Assortment of Attention Heads: Accelerating Federated PEFT with Head Pruning and Strategic Client Selection (2506.00743v1)

Abstract: Parameter Efficient Fine-Tuning (PEFT) has become the de-facto approach in adapting LLMs for downstream tasks in Natural Language Processing. However, its adoption in privacy-preserving distributed learning frameworks, such as Federated Learning (FL), remains relatively limited. This is mainly due to challenges specific to FL, such as resource-constrained devices and diverse data distributions among clients. In this paper, we propose an efficient method to perform PEFT within the FL framework for Multi-Head Attention (MHA) based LLMs. We address the challenges through head pruning, a novel head-specific weighted aggregation mechanism, and a client selection strategy. Head pruning minimizes training complexity within the clients, guided by the importance score computed based on the confidence of the attention head. Weighted aggregation of heads ensures the global model captures crucial updates from diverse clients complementing our client selection strategy. We show results on the MultiNLI benchmark along with 20 Newsgroups, XL-Sum, and E2E NLG datasets. We use the MultiNLI dataset and T5-small model with LoRA as our PEFT method, attaining sparsity levels of up to 90%, resulting in a communication advantage of up to 1.8x and a reduction in training OPs of 3.9x while maintaining the accuracy drop under 2%.
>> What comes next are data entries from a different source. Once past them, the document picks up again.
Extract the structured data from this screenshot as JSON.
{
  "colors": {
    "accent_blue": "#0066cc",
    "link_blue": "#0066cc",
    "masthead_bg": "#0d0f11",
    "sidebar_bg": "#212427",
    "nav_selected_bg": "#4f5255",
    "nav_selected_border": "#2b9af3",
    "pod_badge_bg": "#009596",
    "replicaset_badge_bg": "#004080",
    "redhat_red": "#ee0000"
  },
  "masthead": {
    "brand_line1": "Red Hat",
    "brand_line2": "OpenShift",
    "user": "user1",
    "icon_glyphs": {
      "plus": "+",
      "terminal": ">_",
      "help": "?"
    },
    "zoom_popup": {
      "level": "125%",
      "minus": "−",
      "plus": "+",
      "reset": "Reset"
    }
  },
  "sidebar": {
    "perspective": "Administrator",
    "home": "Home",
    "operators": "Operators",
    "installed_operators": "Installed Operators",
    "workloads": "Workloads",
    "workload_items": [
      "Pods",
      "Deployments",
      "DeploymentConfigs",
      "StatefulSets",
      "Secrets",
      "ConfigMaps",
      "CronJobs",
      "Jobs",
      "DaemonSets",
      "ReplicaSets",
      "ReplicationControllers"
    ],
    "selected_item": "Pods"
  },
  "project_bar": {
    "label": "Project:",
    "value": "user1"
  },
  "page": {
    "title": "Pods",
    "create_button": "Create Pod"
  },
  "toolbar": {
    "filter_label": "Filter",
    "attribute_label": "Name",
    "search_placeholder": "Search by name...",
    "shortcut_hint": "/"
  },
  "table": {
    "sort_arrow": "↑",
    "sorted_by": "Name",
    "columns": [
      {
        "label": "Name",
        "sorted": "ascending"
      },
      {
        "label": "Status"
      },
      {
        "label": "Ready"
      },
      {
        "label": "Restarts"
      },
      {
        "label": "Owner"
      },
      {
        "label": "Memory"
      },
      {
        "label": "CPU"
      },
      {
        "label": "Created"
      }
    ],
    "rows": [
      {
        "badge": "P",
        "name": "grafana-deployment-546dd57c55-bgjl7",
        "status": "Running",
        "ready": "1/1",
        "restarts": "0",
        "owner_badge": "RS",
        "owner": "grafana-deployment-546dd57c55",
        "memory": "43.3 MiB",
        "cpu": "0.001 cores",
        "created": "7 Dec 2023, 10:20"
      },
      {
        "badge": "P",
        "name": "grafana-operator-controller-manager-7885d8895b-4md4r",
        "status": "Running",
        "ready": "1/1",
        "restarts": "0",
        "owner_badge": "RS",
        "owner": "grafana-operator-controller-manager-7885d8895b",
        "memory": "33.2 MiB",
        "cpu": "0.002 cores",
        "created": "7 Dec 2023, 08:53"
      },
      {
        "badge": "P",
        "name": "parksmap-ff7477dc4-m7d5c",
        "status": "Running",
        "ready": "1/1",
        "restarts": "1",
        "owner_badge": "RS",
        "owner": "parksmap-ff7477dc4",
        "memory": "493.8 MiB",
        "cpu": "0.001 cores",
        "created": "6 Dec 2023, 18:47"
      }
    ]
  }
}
Assortment of Attention Heads: Accelerating Federated PEFT with Head Pruning and Strategic Client Selection

This paper addresses the challenges associated with Parameter Efficient Fine-Tuning (PEFT) of LLMs within the context of Federated Learning (FL). It specifically focuses on the limitations posed by resource-constrained devices and diverse data distributions among clients, which impede the effective implementation of PEFT in privacy-preserving distributed frameworks. The authors propose a novel method for enhancing PEFT performance within FL by leveraging head pruning, weighted head-specific aggregation, and strategic client selection techniques.

Multi-Head Attention (MHA) mechanisms are integral to transformer-based architectures, offering a structured means of processing intricate textual details. However, redundancy in attention heads allows for potential pruning without negatively impacting model accuracy. The authors exploit this feature by implementing head pruning based on the computed importance scores derived from attention confidence levels. This approach yields a substantial reduction in training complexity for individual clients while maintaining accuracy levels under a 2% drop, as demonstrated on the MultiNLI benchmark.

Significant numerical results underline the success of this head pruning strategy, achieving sparsity levels of up to 90%. Consequently, this translates to communication improvements of up to 1.8 times and a reduction in operational training complexity by 3.9 times compared to training fully dense models using standard FedAvg.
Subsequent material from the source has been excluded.